Court Opinion

ID: 4883577
Source: CourtListenerOpinion
Date Created: 2021-09-02 23:18:42.873962+00
Date Added: 2024-06-11T08:04:09.772025
License: Public Domain

CECIL H. BROWN, Circuit Judge.
THIS CAUSE came on to be heard for Final Arguments on the 4th day of September, 1981. This appeal, in these three consolidated cases comes to this Court from an Order of the Lower Court entered on the 19th day of December, 1980, in a driver’s license suspension proceeding under Section 322.261 of the Florida Statutes. The State contended that each of the Defendants had refused to take the breathalyzer test after having been arrested and charged with Driving a Motor Vehicle in this State while under the influence of an alcoholic beverage, as is required by §322.261 of the Florida Statutes. After extensive hearings in the Lower Court the learned Judge held that each of the Defendants did not refuse to take the breathalyzer test since the police did not allow them a reasonable time to contact and consult with an attorney. The individual facts in each of the cases were different. The common element to all of these cases is that in fact the Defendants refused to take the breathalyzer test for whatever reason. The Lower Court held:
“The police should allow the accused a reasonable time to contact and consult an attorney, say 30 minutes, but the time *190period should be flexible to fit each particular case. The accused shall be permitted to contact his attorney by telephone and the police shall use reasonable efforts to assist him in this endeavor. The accused should be informed that if he fails to contact his attorney within a reasonable time, he will have to decide to take the test without benefit of consulting with counsel. If the accused still refuses to take the test, he shall be deemed to have refused to take the breathalyzer and his license will be suspended for 90 days.”

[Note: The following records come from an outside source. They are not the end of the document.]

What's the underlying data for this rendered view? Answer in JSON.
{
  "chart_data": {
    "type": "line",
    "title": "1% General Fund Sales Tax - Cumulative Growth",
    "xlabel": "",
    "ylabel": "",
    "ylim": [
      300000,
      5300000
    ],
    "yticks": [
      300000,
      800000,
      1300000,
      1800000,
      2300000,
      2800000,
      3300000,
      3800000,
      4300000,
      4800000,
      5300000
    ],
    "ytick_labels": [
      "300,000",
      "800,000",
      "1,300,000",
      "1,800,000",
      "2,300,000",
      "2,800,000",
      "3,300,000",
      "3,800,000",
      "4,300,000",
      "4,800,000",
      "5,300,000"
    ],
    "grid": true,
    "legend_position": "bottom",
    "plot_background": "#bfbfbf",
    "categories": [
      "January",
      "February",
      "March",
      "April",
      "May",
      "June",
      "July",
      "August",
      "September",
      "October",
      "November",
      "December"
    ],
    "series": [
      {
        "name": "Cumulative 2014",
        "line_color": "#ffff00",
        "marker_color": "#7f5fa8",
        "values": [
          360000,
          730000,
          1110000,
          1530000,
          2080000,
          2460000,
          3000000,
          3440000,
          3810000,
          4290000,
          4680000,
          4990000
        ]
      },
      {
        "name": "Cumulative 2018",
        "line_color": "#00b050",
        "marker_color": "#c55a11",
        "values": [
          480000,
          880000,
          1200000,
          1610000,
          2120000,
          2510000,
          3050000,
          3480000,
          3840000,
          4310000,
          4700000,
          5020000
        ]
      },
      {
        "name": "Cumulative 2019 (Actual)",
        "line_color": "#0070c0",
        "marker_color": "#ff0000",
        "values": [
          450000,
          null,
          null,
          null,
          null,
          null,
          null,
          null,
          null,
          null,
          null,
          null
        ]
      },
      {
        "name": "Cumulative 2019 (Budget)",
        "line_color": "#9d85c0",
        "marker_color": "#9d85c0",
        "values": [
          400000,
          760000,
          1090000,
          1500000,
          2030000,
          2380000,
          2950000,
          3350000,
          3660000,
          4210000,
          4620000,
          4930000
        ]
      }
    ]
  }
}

In the light of the exhaustive research done by the Lower Court and Counsel for the Defendants, this Court is reluctant to disturb the ruling, but, is of the view that the law compels reversal. This Court can only conclude that if the Implied Consent Statute is to be construed, as has been done by the learned Judge below, it would amount to a judicial engrafting, within its four corners of the holdings above quoted. The amendment of legislation is a constitutional right, reposed in the Legislature, the transcending of which by Courts is constitutionally prohibited. This Statute does not provide nor require a reasonable time for contacting and consulting with counsel before the test is administered or before the test is offered in judicial proceedings.
The Lower Court has rationalized its holdings in part upon the fine distinction betwen the Fifth Amendment “right to consult” counsel and the Sixth Amendment “absolute right” to counsel, in the following words:
“One must understand that there is a substantial difference between the VI Amendment “absolute right” to counsel and the V Amendment “right to consult” counsel.”
and in part upon an attempted reconciliation of the Implied Consent law with Section 901.24 Fla. Statutes (which has been the law of Florida since 1939 and provides that persons arrested shall be entitled to consult with counsel at all reasonable times). The Lower Court in this effort, however, wholly overlooked or failed to consider Section 322.261(e) (a part of the Implied Consent law) which prescribes the issues which are to be considered by the Court in a proceeding under this law. Whether or not it is or would have been reasonable to allow the accused time within which to consult with counsel is not amoung those mandated issues. The Implied Consent law as compared with Section 901.24 is a relatively recent creation and we in the Courts must assume that the Legislature in the enactment of a Statute takes into consideration those Statutes already on the books and how they interact with new *191legislation. The Lower Court concedes that on the limited issue of right to consult counsel in those circumstances the greater weight of authority holds that no such right exists.
Accordingly, this Court is of the view that in the first instance, the refusal or failure to take the breathalyzer test required, under the terms of this Statute, is a simple question of fact as distinguished from a mixed question of law and fact, as it has been treated by the Lower Court. This Court joins with the Courts and cases cited by the learned Judge in his Opinion, which holds that a Defendant is not entitled to consult with counsel prior to the taking of a breathalyzer test and adopts the language of Halmberg v. 54-A Judicial District Judge, 231 N. W. 2d 543 (Mich. Ct. App. Div. 2, 1975), in the following words:
“The Breathalyzer Test is a fast, safe way to provide at the least evidence of presumption as to whether a driver is under the influence by statutory definition. The attendant delays which may be involved by the process of seeking advice of counsel would not provide a realistic appraisal of a driver’s condition because of the relative rapidity with which the body rids itself of alcohol.”
The Court is also buttressed in this position by the holding of the United States Supreme Court in U. S. v. Wade, 388 U. S. 218, 87 S. Ct. 1926, 18 L.Ed. 2d 1149 (1967), where in considering the right to have counsel present at a lineup proceeding, the Court said”
“The denial of a right to have his counsel present at such analyses does not therefore violate the Sixth Amendment; they are not critical stages since there is minimal risk that his counsel’s absence at such stages might derogate from his right to a fair trial.”
THEREFORE, the Judgment and Order of the Lower Court is accordingly reversed and remanded for the entry of a Judgment not inconsistant with this decision.